Krsnik Ivan, Glavaš Goran, Krsnik Marina, Miletić Damir, Štajduhar Ivan
Department of Computer Engineering, Faculty of Engineering, University of Rijeka, Vukovarska 58, 51000 Rijeka, Croatia.
School of Business Informatics and Mathematics, University of Mannheim, 68159 Mannheim, Germany.
Diagnostics (Basel). 2020 Apr 1;10(4):196. doi: 10.3390/diagnostics10040196.
Narrative texts in electronic health records can be efficiently utilized for building decision support systems in the clinic, only if they are correctly interpreted automatically in accordance with a specified standard. This paper tackles the problem of developing an automated method of labeling free-form radiology reports, as a precursor for building query-capable report databases in hospitals. The analyzed dataset consists of 1295 radiology reports concerning the condition of a knee, retrospectively gathered at the Clinical Hospital Centre Rijeka, Croatia. Reports were manually labeled with one or more labels from a set of 10 most commonly occurring clinical conditions. After primary preprocessing of the texts, two sets of text classification methods were compared: (1) traditional classification models-Naive Bayes (NB), Logistic Regression (LR), Support Vector Machine (SVM), and Random Forests (RF)-coupled with Bag-of-Words (BoW) features (i.e., symbolic text representation) and (2) Convolutional Neural Network (CNN) coupled with dense word vectors (i.e., word embeddings as a semantic text representation) as input features. We resorted to nested 10-fold cross-validation to evaluate the performance of competing methods using accuracy, precision, recall, and F 1 score. The CNN with semantic word representations as input yielded the overall best performance, having a micro-averaged F 1 score of 86 . 7 % . The CNN classifier yielded particularly encouraging results for the most represented conditions: degenerative disease ( 95 . 9 % ), arthrosis ( 93 . 3 % ), and injury ( 89 . 2 % ). As a data-hungry deep learning model, the CNN, however, performed notably worse than the competing models on underrepresented classes with fewer training instances such as multicausal disease or metabolic disease. LR, RF, and SVM performed comparably well, with the obtained micro-averaged F 1 scores of 84 . 6 % , 82 . 2 % , and 82 . 1 % , respectively.

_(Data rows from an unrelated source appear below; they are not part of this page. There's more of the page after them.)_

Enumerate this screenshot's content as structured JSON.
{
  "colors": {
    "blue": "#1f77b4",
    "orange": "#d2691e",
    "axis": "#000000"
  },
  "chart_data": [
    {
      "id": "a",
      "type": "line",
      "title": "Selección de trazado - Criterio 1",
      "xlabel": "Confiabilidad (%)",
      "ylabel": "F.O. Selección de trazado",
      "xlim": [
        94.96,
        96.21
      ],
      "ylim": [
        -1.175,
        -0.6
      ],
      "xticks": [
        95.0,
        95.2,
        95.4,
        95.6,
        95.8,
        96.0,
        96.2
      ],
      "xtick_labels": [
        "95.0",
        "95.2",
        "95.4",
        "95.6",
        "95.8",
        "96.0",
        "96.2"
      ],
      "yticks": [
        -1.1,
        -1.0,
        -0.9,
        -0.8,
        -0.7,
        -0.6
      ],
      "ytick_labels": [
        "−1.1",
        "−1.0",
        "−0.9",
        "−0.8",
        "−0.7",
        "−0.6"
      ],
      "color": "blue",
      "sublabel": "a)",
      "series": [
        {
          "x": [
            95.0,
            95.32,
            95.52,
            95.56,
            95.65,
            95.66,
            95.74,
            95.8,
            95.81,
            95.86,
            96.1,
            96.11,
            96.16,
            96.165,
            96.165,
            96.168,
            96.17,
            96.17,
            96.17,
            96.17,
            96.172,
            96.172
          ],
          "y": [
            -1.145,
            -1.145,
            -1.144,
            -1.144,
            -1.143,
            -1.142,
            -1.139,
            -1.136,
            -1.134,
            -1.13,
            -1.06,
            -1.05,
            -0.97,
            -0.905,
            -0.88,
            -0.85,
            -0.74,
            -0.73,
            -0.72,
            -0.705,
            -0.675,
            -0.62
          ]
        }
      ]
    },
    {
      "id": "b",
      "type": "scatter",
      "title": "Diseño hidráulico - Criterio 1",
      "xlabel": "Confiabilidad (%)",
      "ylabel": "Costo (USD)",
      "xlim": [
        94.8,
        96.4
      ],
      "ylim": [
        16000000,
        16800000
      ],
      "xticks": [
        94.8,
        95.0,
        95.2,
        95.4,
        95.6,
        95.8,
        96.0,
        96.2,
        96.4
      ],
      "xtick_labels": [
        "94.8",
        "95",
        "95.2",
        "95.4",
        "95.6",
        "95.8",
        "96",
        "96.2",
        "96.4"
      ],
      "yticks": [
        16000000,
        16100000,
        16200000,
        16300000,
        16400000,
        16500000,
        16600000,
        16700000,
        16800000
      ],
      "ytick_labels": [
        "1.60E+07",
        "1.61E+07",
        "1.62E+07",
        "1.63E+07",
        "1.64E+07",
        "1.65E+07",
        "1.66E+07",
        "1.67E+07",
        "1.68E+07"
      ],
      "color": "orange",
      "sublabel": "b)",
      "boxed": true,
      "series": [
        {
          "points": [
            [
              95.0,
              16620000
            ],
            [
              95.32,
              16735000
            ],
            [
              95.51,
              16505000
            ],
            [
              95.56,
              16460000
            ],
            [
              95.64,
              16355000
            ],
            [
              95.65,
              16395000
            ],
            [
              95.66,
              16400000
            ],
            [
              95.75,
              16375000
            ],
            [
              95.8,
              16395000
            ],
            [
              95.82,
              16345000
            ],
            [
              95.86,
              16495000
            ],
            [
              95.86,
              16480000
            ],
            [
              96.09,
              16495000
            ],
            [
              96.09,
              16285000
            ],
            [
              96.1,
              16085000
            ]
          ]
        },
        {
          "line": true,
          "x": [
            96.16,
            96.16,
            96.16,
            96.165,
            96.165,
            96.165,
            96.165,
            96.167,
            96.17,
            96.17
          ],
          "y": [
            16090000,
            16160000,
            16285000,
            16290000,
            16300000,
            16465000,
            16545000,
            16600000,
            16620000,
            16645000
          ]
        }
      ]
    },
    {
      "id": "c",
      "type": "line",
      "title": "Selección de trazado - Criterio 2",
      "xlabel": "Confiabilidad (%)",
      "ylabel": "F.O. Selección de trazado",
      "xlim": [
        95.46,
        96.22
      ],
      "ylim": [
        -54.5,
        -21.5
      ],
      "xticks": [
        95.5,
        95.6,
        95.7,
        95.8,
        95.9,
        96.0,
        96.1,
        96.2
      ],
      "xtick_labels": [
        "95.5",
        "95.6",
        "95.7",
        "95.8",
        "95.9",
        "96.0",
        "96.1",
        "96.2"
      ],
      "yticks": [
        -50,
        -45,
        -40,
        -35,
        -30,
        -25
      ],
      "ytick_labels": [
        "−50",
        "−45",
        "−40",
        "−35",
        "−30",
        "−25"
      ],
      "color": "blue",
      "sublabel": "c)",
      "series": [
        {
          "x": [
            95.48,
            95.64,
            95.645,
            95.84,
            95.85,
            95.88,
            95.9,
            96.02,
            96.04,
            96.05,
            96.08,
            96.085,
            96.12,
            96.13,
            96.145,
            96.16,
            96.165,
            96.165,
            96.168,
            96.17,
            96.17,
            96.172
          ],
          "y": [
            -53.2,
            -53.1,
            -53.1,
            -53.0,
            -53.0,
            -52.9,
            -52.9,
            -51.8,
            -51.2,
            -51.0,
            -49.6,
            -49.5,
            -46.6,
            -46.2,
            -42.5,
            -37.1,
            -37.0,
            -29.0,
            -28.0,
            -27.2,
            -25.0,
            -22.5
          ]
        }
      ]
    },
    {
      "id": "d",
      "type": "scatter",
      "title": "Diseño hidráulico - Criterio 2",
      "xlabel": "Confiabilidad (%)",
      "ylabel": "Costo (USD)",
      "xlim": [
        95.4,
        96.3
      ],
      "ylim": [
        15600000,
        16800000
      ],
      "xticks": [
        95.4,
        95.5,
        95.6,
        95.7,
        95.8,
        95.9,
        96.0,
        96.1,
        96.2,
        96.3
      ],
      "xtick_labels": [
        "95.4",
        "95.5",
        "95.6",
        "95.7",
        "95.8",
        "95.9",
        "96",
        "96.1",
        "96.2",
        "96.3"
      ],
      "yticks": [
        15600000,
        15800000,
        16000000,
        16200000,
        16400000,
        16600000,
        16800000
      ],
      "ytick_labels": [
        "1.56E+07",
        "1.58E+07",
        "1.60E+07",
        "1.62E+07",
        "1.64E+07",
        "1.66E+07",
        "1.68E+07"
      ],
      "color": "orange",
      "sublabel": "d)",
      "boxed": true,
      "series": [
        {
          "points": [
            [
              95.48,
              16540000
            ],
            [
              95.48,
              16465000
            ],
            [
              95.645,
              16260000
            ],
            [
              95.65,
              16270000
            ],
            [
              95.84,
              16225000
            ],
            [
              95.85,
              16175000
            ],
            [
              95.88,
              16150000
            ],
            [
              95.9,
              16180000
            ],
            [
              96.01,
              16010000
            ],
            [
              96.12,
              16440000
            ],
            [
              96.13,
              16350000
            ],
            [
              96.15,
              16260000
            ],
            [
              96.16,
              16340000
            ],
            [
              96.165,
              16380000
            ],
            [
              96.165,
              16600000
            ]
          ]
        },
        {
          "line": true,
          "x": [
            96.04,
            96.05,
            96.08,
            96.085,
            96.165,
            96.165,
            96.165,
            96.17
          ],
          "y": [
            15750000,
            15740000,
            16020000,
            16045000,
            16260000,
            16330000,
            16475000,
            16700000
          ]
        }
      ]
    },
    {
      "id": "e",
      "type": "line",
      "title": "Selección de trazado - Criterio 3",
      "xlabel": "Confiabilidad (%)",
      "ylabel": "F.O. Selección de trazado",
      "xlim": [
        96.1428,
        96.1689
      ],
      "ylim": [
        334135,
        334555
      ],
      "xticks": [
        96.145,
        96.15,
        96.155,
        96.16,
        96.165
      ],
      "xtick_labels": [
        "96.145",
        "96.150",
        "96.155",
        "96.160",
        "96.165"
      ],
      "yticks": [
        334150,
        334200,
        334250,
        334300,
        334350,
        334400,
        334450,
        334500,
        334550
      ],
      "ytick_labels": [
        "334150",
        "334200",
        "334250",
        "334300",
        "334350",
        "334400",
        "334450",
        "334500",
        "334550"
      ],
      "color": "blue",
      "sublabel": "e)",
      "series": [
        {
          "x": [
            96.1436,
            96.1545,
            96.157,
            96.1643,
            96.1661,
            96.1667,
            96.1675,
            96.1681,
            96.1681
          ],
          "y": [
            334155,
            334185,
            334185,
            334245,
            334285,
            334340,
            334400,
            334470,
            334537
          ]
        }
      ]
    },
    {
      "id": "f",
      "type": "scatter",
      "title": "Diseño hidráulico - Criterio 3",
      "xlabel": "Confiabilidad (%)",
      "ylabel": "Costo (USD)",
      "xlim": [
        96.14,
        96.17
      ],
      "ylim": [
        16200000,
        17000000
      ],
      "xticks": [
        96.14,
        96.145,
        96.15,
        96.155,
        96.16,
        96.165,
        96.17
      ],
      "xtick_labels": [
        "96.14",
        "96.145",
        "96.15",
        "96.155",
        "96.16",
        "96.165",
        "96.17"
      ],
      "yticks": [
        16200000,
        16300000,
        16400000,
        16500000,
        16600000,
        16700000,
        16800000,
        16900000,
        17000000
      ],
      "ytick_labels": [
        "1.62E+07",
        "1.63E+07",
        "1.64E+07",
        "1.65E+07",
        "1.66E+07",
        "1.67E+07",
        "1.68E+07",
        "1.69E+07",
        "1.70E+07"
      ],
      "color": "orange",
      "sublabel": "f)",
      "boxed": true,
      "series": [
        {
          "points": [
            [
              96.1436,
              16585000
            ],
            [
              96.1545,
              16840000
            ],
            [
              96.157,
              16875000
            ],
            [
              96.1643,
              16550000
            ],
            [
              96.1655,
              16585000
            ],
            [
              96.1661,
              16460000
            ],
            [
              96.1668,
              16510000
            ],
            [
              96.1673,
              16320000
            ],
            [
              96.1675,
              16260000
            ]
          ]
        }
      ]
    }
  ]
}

只有当电子健康记录中的叙述性文本按照特定标准被正确自动解读时,才能有效地用于构建临床决策支持系统。本文探讨了开发一种自动标注自由格式放射学报告的方法这一问题,作为在医院构建具备查询功能的报告数据库的前奏。分析的数据集由1295份关于膝盖状况的放射学报告组成,这些报告是在克罗地亚里耶卡临床医院中心回顾性收集的。报告被手动标注了一组10种最常见临床病症中的一个或多个标签。在对文本进行初步预处理后,比较了两组文本分类方法:(1)传统分类模型——朴素贝叶斯(NB)、逻辑回归(LR)、支持向量机(SVM)和随机森林(RF)——与词袋(BoW)特征(即符号文本表示)相结合;(2)卷积神经网络(CNN)与密集词向量(即作为语义文本表示的词嵌入)相结合作为输入特征。我们采用嵌套10折交叉验证,使用准确率、精确率、召回率和F1分数来评估竞争方法的性能。以语义词表示作为输入的CNN产生了总体最佳性能,微平均F1分数为86.7%。对于最具代表性的病症,CNN分类器产生了特别令人鼓舞的结果:退行性疾病(95.9%)、关节病(93.3%)和损伤(89.2%)。然而,作为一个数据需求大的深度学习模型,CNN在训练实例较少的代表性不足的类别(如多病因疾病或代谢疾病)上的表现明显比竞争模型差。LR、RF和SVM的表现相当,获得的微平均F1分数分别为84.6%、82.2%和82.1%。